— Обморок, — с сожалением констатировал Аникин.
Второй по-прежнему рыдал, закрывая лицо ладонями.
— Ладно, отставить, — сказал Шукуров, суя пистолет в кобуру. — Скажите спасибо другим офицерам, которые уговорили меня не применять крайних мер… Бросить их в подвал и колотить палками, пока не раскаются!
Сержанты тут же кинулись поднимать недавно обреченных. Оба действовали преимущественно пинками. Подняв, поволокли куда-то за угол.
— Палками?! — изумился Астафьев и посмотрел на Плетнева. — Ничего себе!
Плетнев пожал плечами. Кто их тут разберет…
— Вот так, — наставительно сказал Зубов. — Это тебе не Европа.
Распустив роту, Шукуров подошел к нам.
— Что, правда палками? — не выдержал Астафьев.
— Да ну, — устало отмахнулся он. — Хорошо бы, конечно, выпороть дураков, да устав не позволяет… Пусть хоть до обеда этой порки подождут, тоже полезно в воспитательных целях…
— Кремень мужик! — восторженно шепнул Аникин.
* * *
Майор Джандад стоял у балюстрады и смотрел вниз, в ложбину между холмами, где располагались недостроенные казармы, занятые советским батальоном.

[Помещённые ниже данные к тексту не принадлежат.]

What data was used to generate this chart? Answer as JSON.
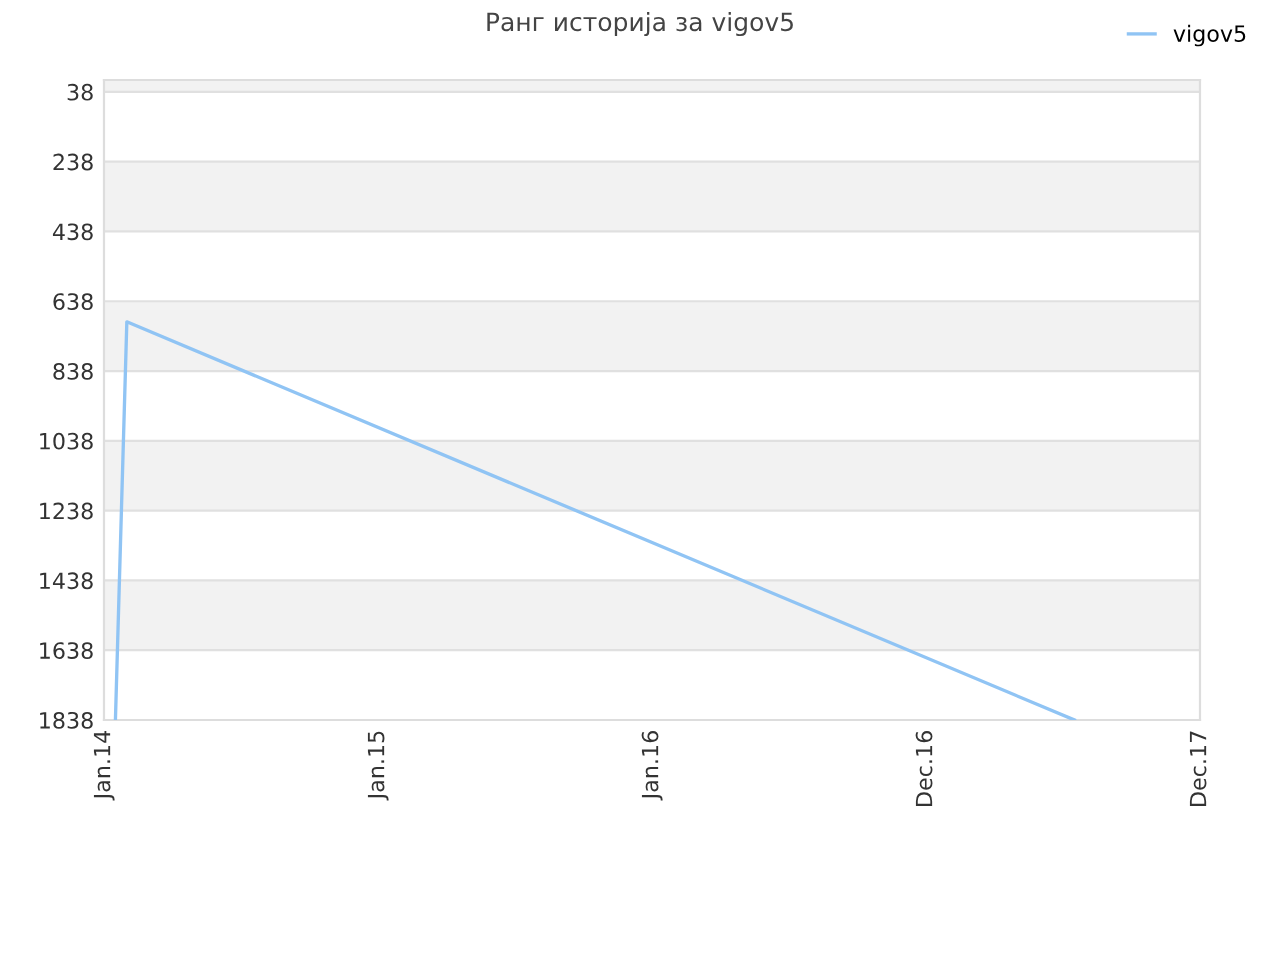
{
  "chart_data": {
    "type": "line",
    "title": "Ранг историја за vigov5",
    "categories": [
      "Jan.14",
      null,
      null,
      null,
      null,
      null,
      null,
      null,
      null,
      null,
      null,
      null,
      null,
      null,
      null,
      null,
      null,
      null,
      null,
      null,
      null,
      null,
      null,
      null,
      "Jan.15",
      null,
      null,
      null,
      null,
      null,
      null,
      null,
      null,
      null,
      null,
      null,
      null,
      null,
      null,
      null,
      null,
      null,
      null,
      null,
      null,
      null,
      null,
      null,
      "Jan.16",
      null,
      null,
      null,
      null,
      null,
      null,
      null,
      null,
      null,
      null,
      null,
      null,
      null,
      null,
      null,
      null,
      null,
      null,
      null,
      null,
      null,
      null,
      null,
      "Dec.16",
      null,
      null,
      null,
      null,
      null,
      null,
      null,
      null,
      null,
      null,
      null,
      null,
      null,
      null,
      null,
      null,
      null,
      null,
      null,
      null,
      null,
      null,
      null,
      "Dec.17"
    ],
    "series": [
      {
        "name": "vigov5",
        "color": "#90c4f4",
        "values": [
          null,
          1838,
          697,
          null,
          null,
          null,
          null,
          null,
          null,
          null,
          null,
          null,
          null,
          null,
          null,
          null,
          null,
          null,
          null,
          null,
          null,
          null,
          null,
          null,
          null,
          null,
          null,
          null,
          null,
          null,
          null,
          null,
          null,
          null,
          null,
          null,
          null,
          null,
          null,
          null,
          null,
          null,
          null,
          null,
          null,
          null,
          null,
          null,
          null,
          null,
          null,
          null,
          null,
          null,
          null,
          null,
          null,
          null,
          null,
          null,
          null,
          null,
          null,
          null,
          null,
          null,
          null,
          null,
          null,
          null,
          null,
          null,
          null,
          null,
          null,
          null,
          null,
          null,
          null,
          null,
          null,
          null,
          null,
          null,
          null,
          1838,
          null,
          null,
          null,
          null,
          null,
          null,
          null,
          null,
          null,
          null,
          null
        ]
      }
    ],
    "ylim": [
      1838,
      4
    ],
    "yticks": [
      38,
      238,
      438,
      638,
      838,
      1038,
      1238,
      1438,
      1638,
      1838
    ],
    "bands": [
      {
        "axis": "y",
        "from": 4,
        "to": 38,
        "color": "#f2f2f2"
      },
      {
        "axis": "y",
        "from": 238,
        "to": 438,
        "color": "#f2f2f2"
      },
      {
        "axis": "y",
        "from": 638,
        "to": 838,
        "color": "#f2f2f2"
      },
      {
        "axis": "y",
        "from": 1038,
        "to": 1238,
        "color": "#f2f2f2"
      },
      {
        "axis": "y",
        "from": 1438,
        "to": 1638,
        "color": "#f2f2f2"
      }
    ],
    "grid": "y",
    "legend": "top right",
    "marker": "none",
    "line_style": "solid"
  }
}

Лицо майора Джандада имело очень подозрительное и озабоченное выражение.
ДВОРЕЦ ТАДЖ-БЕК, 26 ДЕКАБРЯ 1979 г., 20 часов 45 минут
На секунду он убрал бинокль в сторону и сощурился. Мельком взглянул на стоявшего рядом офицера — своего заместителя.

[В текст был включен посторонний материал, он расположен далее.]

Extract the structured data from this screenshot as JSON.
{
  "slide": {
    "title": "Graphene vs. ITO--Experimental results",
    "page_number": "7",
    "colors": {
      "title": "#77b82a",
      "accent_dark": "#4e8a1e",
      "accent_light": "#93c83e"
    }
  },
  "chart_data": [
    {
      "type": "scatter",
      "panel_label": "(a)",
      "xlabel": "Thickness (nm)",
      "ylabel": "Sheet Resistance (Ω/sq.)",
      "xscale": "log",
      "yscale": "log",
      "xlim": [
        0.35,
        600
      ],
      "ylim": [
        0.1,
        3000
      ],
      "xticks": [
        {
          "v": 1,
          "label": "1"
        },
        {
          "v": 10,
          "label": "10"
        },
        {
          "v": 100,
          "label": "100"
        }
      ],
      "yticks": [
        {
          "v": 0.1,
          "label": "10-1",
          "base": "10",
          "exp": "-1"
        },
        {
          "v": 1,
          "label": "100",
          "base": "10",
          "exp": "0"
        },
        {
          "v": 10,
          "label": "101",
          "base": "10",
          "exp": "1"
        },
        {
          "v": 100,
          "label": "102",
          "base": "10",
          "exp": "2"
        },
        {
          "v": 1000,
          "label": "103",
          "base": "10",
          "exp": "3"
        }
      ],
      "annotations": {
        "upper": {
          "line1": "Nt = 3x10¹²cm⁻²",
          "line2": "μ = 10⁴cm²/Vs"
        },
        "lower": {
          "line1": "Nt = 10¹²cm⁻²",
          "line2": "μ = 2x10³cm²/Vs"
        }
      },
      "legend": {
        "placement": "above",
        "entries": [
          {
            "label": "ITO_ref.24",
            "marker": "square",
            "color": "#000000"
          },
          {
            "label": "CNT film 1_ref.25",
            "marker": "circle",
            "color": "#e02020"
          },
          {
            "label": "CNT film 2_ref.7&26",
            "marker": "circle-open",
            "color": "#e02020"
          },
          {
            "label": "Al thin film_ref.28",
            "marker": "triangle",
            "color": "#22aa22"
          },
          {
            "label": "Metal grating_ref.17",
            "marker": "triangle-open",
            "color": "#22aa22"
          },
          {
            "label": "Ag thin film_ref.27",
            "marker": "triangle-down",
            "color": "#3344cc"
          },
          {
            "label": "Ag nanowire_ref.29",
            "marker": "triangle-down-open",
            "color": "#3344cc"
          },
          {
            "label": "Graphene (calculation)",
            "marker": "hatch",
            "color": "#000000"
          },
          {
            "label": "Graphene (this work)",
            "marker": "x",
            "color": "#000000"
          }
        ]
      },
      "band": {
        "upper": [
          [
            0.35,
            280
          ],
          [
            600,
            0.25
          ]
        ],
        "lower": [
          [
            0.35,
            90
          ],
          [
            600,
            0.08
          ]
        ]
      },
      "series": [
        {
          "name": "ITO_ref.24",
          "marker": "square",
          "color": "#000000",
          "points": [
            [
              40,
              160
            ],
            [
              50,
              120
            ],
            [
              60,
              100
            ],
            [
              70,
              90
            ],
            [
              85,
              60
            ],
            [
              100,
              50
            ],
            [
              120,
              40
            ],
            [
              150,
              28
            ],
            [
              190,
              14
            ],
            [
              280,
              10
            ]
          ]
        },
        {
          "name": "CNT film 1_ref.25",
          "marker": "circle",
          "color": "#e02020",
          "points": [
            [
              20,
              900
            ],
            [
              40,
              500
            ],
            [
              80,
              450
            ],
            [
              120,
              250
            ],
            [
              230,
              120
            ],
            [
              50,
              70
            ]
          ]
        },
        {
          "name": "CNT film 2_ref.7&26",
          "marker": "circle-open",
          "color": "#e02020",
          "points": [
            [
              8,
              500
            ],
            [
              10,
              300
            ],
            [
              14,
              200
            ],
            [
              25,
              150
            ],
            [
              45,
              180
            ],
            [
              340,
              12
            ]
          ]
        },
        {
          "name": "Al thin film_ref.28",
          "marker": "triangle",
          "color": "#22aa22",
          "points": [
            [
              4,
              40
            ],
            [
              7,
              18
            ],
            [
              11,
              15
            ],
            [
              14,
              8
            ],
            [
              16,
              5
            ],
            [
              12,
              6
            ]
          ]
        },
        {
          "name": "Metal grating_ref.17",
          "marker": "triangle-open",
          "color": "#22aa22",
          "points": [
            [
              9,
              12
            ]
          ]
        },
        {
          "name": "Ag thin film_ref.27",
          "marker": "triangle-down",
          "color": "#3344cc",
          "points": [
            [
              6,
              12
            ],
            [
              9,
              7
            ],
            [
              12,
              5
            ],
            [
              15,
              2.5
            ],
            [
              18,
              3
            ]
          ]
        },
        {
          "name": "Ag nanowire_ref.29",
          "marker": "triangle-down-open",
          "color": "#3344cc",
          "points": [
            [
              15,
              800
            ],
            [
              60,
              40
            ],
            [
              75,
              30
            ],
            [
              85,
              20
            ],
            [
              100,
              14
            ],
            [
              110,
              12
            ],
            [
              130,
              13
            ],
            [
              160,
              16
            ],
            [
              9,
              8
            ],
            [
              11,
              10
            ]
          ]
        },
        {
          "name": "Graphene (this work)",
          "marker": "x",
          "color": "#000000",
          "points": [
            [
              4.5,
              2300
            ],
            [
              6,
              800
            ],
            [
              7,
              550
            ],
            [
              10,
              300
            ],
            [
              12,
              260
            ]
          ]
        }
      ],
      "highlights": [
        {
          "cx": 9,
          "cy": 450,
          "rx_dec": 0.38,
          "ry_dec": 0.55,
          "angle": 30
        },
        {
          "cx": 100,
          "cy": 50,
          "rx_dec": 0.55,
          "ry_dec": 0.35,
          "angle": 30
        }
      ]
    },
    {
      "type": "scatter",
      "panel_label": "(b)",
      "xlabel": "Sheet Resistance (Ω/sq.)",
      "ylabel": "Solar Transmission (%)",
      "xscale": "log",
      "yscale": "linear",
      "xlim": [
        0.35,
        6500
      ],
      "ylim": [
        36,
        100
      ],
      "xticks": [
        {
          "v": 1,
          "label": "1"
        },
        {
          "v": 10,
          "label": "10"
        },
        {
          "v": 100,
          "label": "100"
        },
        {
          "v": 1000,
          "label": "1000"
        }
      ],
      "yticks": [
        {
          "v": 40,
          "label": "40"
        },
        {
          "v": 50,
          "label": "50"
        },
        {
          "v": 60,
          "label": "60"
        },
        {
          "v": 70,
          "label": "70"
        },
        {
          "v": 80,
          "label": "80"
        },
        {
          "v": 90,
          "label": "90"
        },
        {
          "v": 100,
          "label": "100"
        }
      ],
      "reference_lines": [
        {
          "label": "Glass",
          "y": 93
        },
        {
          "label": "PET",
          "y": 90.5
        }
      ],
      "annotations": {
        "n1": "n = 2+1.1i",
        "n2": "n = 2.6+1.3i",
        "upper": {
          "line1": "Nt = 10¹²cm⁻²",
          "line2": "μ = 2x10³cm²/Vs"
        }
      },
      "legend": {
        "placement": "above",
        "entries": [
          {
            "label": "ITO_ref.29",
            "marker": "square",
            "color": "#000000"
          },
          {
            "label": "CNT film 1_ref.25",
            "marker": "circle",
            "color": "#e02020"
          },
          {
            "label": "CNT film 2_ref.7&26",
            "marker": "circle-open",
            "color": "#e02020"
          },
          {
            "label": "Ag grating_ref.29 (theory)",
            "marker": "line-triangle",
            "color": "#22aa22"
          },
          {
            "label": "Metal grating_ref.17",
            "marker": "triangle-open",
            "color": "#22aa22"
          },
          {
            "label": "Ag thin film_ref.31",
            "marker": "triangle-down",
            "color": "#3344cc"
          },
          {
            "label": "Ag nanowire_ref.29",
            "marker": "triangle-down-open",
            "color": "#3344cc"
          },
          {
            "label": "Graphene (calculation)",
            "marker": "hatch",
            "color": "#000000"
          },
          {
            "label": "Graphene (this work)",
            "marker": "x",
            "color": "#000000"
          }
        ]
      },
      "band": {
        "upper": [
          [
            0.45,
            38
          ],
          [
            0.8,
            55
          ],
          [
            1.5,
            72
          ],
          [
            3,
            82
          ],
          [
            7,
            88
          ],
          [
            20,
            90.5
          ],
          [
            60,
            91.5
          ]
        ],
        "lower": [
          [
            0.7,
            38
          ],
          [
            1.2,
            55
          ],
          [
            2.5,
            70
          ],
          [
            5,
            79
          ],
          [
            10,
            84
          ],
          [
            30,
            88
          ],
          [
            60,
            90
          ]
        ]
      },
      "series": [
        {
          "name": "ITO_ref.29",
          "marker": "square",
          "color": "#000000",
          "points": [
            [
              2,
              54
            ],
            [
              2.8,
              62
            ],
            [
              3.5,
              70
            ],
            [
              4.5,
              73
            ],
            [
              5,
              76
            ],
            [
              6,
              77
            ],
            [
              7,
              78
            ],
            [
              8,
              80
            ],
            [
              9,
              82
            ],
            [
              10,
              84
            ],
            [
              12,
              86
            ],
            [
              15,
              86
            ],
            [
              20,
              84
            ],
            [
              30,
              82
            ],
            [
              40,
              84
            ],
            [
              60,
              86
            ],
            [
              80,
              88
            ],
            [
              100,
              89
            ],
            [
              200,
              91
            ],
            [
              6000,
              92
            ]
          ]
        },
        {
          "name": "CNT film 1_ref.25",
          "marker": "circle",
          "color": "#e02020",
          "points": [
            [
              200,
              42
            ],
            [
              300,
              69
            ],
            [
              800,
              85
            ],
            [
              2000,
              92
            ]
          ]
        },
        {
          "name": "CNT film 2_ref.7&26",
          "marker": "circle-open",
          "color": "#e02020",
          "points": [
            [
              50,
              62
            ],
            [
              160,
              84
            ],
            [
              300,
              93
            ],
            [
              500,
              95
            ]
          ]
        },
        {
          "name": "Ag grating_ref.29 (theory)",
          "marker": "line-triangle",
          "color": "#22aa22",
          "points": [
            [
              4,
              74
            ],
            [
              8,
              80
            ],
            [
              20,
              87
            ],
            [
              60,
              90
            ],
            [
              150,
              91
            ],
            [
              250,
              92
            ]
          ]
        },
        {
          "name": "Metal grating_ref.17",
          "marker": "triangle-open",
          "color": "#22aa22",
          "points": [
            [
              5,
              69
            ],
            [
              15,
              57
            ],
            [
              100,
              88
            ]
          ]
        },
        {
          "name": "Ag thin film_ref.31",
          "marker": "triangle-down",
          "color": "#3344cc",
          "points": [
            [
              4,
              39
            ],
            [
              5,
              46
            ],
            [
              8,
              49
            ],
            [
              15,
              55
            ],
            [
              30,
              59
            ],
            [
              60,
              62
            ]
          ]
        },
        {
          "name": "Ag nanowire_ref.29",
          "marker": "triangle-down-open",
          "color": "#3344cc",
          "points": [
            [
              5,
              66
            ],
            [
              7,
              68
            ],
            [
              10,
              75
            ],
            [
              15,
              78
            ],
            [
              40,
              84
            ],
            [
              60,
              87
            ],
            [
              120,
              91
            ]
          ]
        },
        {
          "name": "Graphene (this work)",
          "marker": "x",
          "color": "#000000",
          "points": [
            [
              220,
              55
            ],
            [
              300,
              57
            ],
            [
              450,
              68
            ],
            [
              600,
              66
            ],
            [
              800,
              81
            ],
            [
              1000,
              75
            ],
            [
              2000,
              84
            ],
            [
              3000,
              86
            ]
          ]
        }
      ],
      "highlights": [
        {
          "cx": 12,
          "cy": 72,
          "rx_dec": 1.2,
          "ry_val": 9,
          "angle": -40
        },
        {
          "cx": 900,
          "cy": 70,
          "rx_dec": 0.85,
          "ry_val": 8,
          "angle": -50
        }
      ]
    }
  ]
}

Снова поднес бинокль к глазам.
Час назад поступила информация, что в Советском посольстве наблюдается значительное оживление. Много новых лиц — все мужчины в штатском. Но, судя по выправке, военные. Кроме того, посольство часто посещает командование советского батальона. Источник намекал, что такого рода оживленность может быть признаком подготовки какой-то крупной операции… Но какой операции? Какую операцию может готовить «мусульманский» батальон? Штурм дворца? Но это же безумие!..

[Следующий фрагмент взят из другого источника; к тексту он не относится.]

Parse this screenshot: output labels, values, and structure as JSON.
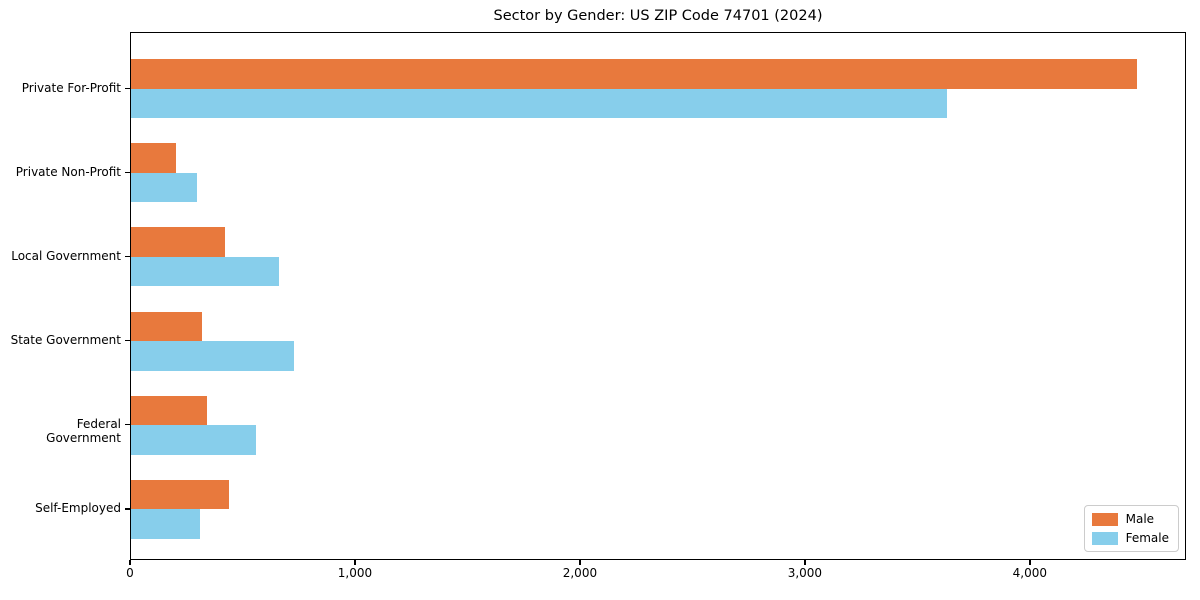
{
  "chart_data": {
    "type": "bar",
    "orientation": "horizontal",
    "title": "Sector by Gender: US ZIP Code 74701 (2024)",
    "categories": [
      "Private For-Profit",
      "Private Non-Profit",
      "Local Government",
      "State Government",
      "Federal Government",
      "Self-Employed"
    ],
    "series": [
      {
        "name": "Male",
        "color": "#e8793d",
        "values": [
          4470,
          198,
          416,
          317,
          339,
          436
        ]
      },
      {
        "name": "Female",
        "color": "#87ceeb",
        "values": [
          3627,
          293,
          659,
          726,
          557,
          307
        ]
      }
    ],
    "xlabel": "",
    "ylabel": "",
    "xlim": [
      0,
      4694
    ],
    "x_ticks": [
      0,
      1000,
      2000,
      3000,
      4000
    ],
    "x_tick_labels": [
      "0",
      "1,000",
      "2,000",
      "3,000",
      "4,000"
    ],
    "legend_position": "lower right",
    "grid": false
  }
}
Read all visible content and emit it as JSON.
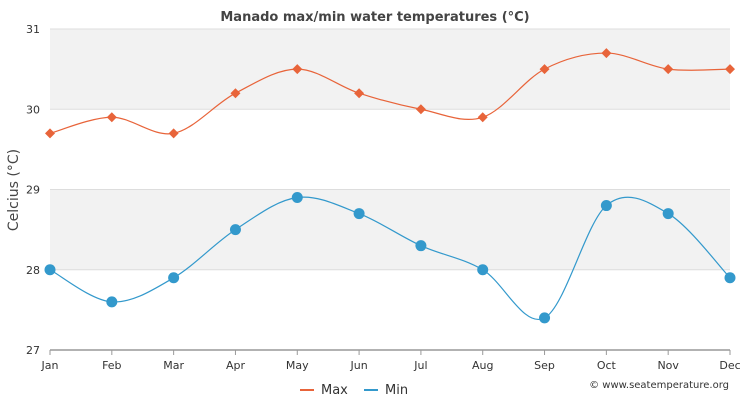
{
  "chart_data": {
    "type": "line",
    "title": "Manado max/min water temperatures (°C)",
    "xlabel": "",
    "ylabel": "Celcius (°C)",
    "categories": [
      "Jan",
      "Feb",
      "Mar",
      "Apr",
      "May",
      "Jun",
      "Jul",
      "Aug",
      "Sep",
      "Oct",
      "Nov",
      "Dec"
    ],
    "ylim": [
      27,
      31
    ],
    "yticks": [
      27,
      28,
      29,
      30,
      31
    ],
    "grid": true,
    "legend_position": "bottom-center",
    "series": [
      {
        "name": "Max",
        "color": "#e8643a",
        "marker": "diamond",
        "values": [
          29.7,
          29.9,
          29.7,
          30.2,
          30.5,
          30.2,
          30.0,
          29.9,
          30.5,
          30.7,
          30.5,
          30.5
        ]
      },
      {
        "name": "Min",
        "color": "#3399cc",
        "marker": "circle",
        "values": [
          28.0,
          27.6,
          27.9,
          28.5,
          28.9,
          28.7,
          28.3,
          28.0,
          27.4,
          28.8,
          28.7,
          27.9
        ]
      }
    ]
  },
  "credit": "© www.seatemperature.org"
}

На пространстве между дворцом и казармами, грохоча двигателями и оставляя за собой выхлопы сизого дыма, маневрировали два советских БТРа и две БМП.
Вот один БТР остановился. Из него посыпались бойцы, одетые в афганскую форму.
На бугре стоял человек, тоже одетый в афганскую форму.
К нему быстро приближалась одна из БМП. Когда осталось метров пять и уже было понятно, что этот командир может уцелеть только чудом, он хладнокровно поднес ко рту микрофон рации и что-то скомандовал.
БМП остановилась как вкопанная.
Бойцы путались в длиннополых шинелях и громоздкой амуниции. Вот один и вовсе застрял в люке. Вывалился наконец, встал к борту. За ним более или менее ловко выбрались остальные.
Командир хмурился. Что-то резко спросил.
Потом произнес несколько фраз — судя по всему, не похвальных.
Скомандовал и дал отмашку.
Личный состав уже поспешно нырял обратно в люки.
Люки закрылись. БМП взревела, выстреливая столбы дыма…
Майор Джандад снова отнес бинокль в сторону.
— Нет, не верю, — сказал он. — Это абсурд.
Офицер кивнул:
— Конечно. Совершенный абсурд. Такими силами они все равно ничего не могут сделать. Только людей положат…
— И все-таки я не понимаю, что они копошатся? — задумчиво-настороженно пробормотал Джандад. — Что им не сидится? Третий день от них нет житья.
— Может быть, просто хотят занять солдат? — предположил офицер. — Советские не любят, когда нижние чины сидят без дела. Организовали учебу, пока время есть…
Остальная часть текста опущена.